Except this year was really, really different for me.
Obviously my last day was back in April when I was pregasaurus rex and could barely walk, but not so huge that I couldn't ride on the carousal at the zoo with my first graders on our field trip together. Priorities.
I find this picture to be both terrifying and terrifyingly amazing. Amazing that I got myself on that horse (win) and off (with the help of a parent, so fail), and that there is a near 11 pound baby in there, eight days away from coming out. Yikes. I am enormous and planet like. But I digress.
That was my last day eve before maternity leave and the next day I said goodbye to my first graders. Every bit of that day felt like the real last day of school. It was hard and I was a mess. A hot pregnant mess which is never a pretty site. But to be honest, I was mostly relived that I'd gotten out of there without giving birth in front of my kids. That could've been super awkward.
Today was the real last day of school. Sam and I went back to say goodbye to everyone again, but this time it was for real real. Because I'm not going back in the fall.
I'm lucky enough to be able to stay home with Sam and that's what I've chosen to do. Back in April, I said goodbye to my 16 first graders. Today I said goodbye to the other 300 kids. It's exciting to be able to stay home and just focus on being a mom, but terrifying to lose part of me - the teacher part.
Someone introduced me the other day as a former teacher and it all but knocked the wind out of me. I am a teacher, I always will be one, but for right now, I need to be something else.
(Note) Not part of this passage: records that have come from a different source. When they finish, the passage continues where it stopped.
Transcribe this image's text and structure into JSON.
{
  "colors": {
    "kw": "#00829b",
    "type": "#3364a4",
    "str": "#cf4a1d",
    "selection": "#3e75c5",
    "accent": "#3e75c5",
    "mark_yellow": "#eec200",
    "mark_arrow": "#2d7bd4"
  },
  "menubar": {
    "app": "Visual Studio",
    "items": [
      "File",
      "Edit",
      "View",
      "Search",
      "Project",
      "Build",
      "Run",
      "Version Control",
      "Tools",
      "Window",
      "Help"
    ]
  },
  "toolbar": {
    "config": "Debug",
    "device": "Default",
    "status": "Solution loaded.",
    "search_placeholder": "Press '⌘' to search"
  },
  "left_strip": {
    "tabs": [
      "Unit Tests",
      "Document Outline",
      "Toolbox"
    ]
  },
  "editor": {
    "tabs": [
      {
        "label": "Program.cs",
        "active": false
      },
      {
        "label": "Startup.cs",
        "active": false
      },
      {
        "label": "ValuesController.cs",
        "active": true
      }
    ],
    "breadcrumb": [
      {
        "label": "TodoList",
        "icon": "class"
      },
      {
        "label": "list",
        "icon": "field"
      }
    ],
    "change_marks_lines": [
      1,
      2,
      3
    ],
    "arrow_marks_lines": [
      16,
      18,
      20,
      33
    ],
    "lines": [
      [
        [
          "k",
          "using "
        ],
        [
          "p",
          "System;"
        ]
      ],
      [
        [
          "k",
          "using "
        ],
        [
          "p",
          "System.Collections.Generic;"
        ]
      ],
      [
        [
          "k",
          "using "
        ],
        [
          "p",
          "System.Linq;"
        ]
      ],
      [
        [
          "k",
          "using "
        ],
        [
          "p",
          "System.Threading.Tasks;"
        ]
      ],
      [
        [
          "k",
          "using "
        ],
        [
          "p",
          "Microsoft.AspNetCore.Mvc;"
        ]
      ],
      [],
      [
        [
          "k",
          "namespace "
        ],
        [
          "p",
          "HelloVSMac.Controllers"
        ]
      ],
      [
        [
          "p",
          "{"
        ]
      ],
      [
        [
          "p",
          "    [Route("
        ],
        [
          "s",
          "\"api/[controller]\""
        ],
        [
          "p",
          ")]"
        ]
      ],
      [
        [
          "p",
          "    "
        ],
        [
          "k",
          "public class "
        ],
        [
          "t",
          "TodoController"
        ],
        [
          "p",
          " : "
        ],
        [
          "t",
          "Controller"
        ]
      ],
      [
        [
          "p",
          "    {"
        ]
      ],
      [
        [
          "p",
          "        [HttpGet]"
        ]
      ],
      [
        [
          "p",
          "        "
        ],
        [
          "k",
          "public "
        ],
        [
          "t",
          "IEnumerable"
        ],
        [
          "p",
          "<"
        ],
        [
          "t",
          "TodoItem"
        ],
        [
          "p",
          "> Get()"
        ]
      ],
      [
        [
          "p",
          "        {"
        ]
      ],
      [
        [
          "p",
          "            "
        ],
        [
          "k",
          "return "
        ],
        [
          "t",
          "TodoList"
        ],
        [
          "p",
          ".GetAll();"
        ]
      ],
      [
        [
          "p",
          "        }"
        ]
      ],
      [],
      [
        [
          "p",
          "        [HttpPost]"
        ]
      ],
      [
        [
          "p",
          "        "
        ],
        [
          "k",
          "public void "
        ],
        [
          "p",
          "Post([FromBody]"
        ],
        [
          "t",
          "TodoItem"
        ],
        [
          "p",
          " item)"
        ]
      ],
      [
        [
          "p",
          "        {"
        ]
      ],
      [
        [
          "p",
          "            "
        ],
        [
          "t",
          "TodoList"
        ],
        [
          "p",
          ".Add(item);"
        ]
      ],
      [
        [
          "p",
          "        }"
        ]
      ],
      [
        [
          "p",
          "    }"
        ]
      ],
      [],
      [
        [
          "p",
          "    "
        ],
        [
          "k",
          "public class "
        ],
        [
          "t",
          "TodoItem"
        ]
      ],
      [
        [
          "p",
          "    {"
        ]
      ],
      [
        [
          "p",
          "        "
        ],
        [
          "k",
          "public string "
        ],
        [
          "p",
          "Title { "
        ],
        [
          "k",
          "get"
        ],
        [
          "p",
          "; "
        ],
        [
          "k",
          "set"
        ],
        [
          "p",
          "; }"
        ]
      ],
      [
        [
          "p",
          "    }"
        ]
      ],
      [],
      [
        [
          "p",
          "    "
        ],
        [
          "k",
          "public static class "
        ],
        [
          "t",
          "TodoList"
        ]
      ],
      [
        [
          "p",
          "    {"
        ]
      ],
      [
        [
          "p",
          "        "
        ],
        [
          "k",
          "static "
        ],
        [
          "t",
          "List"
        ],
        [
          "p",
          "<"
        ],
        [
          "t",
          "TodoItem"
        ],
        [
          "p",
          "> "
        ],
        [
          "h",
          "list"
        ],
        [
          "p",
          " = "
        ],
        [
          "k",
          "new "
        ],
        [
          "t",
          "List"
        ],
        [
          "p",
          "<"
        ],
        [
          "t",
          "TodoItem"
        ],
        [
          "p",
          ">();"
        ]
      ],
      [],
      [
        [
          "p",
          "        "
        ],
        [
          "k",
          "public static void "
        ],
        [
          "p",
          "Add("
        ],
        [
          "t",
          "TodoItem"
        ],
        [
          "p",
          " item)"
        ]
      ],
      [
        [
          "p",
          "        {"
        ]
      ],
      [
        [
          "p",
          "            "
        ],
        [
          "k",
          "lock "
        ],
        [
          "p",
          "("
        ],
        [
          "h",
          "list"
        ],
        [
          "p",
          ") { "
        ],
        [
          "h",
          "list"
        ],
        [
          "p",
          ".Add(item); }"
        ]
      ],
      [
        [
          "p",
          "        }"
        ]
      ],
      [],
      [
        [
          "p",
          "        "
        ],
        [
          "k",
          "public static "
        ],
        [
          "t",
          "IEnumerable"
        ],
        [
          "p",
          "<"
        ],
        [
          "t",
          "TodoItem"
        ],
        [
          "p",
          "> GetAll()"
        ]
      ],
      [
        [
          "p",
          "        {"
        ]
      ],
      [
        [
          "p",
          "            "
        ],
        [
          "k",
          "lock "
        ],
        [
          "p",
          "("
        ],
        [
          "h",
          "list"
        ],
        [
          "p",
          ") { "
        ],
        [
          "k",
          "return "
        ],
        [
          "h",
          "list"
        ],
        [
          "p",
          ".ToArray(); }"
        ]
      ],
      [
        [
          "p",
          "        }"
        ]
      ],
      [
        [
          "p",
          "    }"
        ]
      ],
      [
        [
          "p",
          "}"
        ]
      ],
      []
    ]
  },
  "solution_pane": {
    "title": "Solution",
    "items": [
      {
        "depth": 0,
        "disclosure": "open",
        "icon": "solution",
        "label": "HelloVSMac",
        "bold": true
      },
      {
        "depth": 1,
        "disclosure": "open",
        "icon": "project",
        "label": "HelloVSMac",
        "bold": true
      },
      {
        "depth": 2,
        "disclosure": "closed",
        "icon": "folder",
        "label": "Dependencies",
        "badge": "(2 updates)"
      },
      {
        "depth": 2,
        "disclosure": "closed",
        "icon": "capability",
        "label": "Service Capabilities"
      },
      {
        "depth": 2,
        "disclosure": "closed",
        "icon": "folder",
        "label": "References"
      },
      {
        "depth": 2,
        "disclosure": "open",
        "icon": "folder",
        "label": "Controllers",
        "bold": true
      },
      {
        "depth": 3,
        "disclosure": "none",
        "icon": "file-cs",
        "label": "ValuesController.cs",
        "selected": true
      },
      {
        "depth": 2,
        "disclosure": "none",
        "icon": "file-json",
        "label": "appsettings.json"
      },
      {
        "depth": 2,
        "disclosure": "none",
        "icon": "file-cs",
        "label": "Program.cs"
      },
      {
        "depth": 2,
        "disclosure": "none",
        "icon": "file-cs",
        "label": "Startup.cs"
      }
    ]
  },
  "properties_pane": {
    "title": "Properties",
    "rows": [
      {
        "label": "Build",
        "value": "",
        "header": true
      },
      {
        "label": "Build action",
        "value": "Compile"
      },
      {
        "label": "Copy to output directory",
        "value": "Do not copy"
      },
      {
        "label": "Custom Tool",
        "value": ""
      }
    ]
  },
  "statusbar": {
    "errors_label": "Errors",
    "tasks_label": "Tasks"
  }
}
A mom. And I am incredibly grateful that I get to do this.
I know staying home isn't every one's idea of a good time and it isn't the path everyone would choose. I also know it's the path so many wish they could choose but can't for different reasons. That's why I feel so blessed that I can do this.
I know there will be bad days. I know there will be days where I will miss my former life so much I won't be able to breath. I also know there will be days where I will thank God I didn't miss a moment with him.
I like to joke that he literally cost too much to put in day care. Or that I spent all my working years making him and now I need a vacation (not that this will be one...). But the truth is, no matter how I'd gotten Sam, this would've been my choice - as long as we are able for me to do it. My goal in life was always to be a teacher, but my dream was to be a Mom.
So. Just so you know, I'm officially a stay-at-home Mom. Bring on the soap operas, house coats, and curlers.
FYI. It's been the best job ever so far.